„Zustände auf dem Wohnungsmarkt sind nicht länger hinnehmbar“

admin

17.04.2019 \|
Das Recht auf Wohnen ist ein Menschenrecht. Dieses Menschrecht in
Darmstadt zu genießen, hängt jedoch zunehmend vom Geldbeutel ab. „Unsere
Zukunftsstadt ist ein teures Pflaster, das Leuten mit kleinen und
mittleren Einkommen immer weniger Zukunft bietet“, kritisiert
SPD-Fraktionschef Michael Siebel. „Das wollen und müssen wir ändern.“
Deshalb präsentierte er heute, gemeinsam mit dem baupolitischen
Sprecher, Oliver Lott, das Konzept seiner Fraktion „Wohnen für alle“.
Der Fokus liegt hierbei auf der bauverein AG. Zentrales Instrument: eine
Mietpreisdeckelung.

Die Ende Februar erschienene, unabhängige Mietspiegel-Auswertung belegt
es: Darmstadt ist deutschlandweit unter den TOP 10 der Orte mit den
höchsten Mieten.

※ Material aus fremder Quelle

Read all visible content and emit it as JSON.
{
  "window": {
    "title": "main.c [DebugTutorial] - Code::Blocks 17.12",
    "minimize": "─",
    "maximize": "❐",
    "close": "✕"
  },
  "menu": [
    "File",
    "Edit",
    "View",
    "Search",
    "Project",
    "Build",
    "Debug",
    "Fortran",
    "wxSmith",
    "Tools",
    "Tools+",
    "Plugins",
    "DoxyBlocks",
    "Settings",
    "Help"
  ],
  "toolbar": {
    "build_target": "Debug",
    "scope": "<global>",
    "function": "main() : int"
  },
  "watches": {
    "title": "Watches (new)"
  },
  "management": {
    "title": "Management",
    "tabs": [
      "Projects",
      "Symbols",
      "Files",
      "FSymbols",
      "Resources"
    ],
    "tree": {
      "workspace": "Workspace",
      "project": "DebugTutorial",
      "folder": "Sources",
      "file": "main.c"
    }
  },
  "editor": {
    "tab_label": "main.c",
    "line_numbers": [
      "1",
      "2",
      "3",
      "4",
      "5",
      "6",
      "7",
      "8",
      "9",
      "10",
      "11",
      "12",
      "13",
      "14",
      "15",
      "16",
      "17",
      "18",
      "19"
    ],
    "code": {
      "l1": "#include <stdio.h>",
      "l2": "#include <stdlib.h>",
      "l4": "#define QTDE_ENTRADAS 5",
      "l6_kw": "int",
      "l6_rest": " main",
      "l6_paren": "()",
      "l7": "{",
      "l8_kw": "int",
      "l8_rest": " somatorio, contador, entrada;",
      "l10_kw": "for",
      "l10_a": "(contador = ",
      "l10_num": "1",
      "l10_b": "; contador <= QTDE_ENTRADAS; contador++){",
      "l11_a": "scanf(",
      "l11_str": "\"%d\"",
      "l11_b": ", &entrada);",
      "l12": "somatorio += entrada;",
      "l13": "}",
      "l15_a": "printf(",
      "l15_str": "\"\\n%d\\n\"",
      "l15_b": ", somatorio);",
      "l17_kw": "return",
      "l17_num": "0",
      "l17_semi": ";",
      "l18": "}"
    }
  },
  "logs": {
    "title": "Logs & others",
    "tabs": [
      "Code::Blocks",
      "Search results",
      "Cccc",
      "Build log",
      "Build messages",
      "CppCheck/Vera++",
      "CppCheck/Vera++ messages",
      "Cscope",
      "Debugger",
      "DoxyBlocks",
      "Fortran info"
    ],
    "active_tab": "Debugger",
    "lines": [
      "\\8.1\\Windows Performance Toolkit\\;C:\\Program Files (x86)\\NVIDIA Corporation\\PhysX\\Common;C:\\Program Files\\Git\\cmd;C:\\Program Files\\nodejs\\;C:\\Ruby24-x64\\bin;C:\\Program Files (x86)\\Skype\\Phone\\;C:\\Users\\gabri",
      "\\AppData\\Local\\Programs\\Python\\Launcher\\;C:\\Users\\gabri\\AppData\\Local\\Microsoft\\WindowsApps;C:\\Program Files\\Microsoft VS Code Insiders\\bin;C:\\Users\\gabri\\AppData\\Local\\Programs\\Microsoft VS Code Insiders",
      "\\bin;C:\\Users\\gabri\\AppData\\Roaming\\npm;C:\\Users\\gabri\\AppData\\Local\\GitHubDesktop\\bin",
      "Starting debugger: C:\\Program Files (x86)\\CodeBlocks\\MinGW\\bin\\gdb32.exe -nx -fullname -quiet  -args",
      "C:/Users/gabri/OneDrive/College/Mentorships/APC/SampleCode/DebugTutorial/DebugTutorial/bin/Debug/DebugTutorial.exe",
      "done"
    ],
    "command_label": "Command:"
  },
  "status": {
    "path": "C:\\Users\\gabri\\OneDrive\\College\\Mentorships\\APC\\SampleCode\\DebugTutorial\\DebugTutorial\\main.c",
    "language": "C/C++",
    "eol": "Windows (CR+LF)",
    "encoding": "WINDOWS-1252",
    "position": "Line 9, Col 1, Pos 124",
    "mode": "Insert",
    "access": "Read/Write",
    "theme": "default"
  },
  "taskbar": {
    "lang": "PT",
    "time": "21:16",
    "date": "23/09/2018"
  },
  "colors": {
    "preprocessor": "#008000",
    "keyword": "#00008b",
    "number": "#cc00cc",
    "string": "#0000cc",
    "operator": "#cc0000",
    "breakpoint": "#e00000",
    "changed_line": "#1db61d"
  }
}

In Hessen ist die Wissenschaftsstadt sogar
unangefochtener Spitzenreiter. In keiner anderen Stadt des Landes sind
die Mieten noch höher als hier. „Unsere Zustände auf dem Wohnungsmarkt
sind nicht länger hinnehmbar“, sagte Lott. „Bei uns herrscht
Wohnungsnot. Die Lage auf dem freien Wohnungsmarkt ist angespannt. Immer
mehr Menschen können sich Wohnen in Darmstadt immer weniger.“

Heiße Luft bleiben für die SPD-Fraktion nach wie vor die 10.000 neuen
Wohnungen, die der OB Ende 2015 vollmundig für 2020 angekündigt hat. „In
gut acht Monaten ist es soweit. Dann wird gezählt und dann wird sich
zeigen, was von den Versprechen des OB zu halten ist“, meinte Siebel.
Wenn weiterhin Wohnungen fehlen, werden auch die Mieten weiterhin auf
Rekordniveau bleiben“, prognostizierte er.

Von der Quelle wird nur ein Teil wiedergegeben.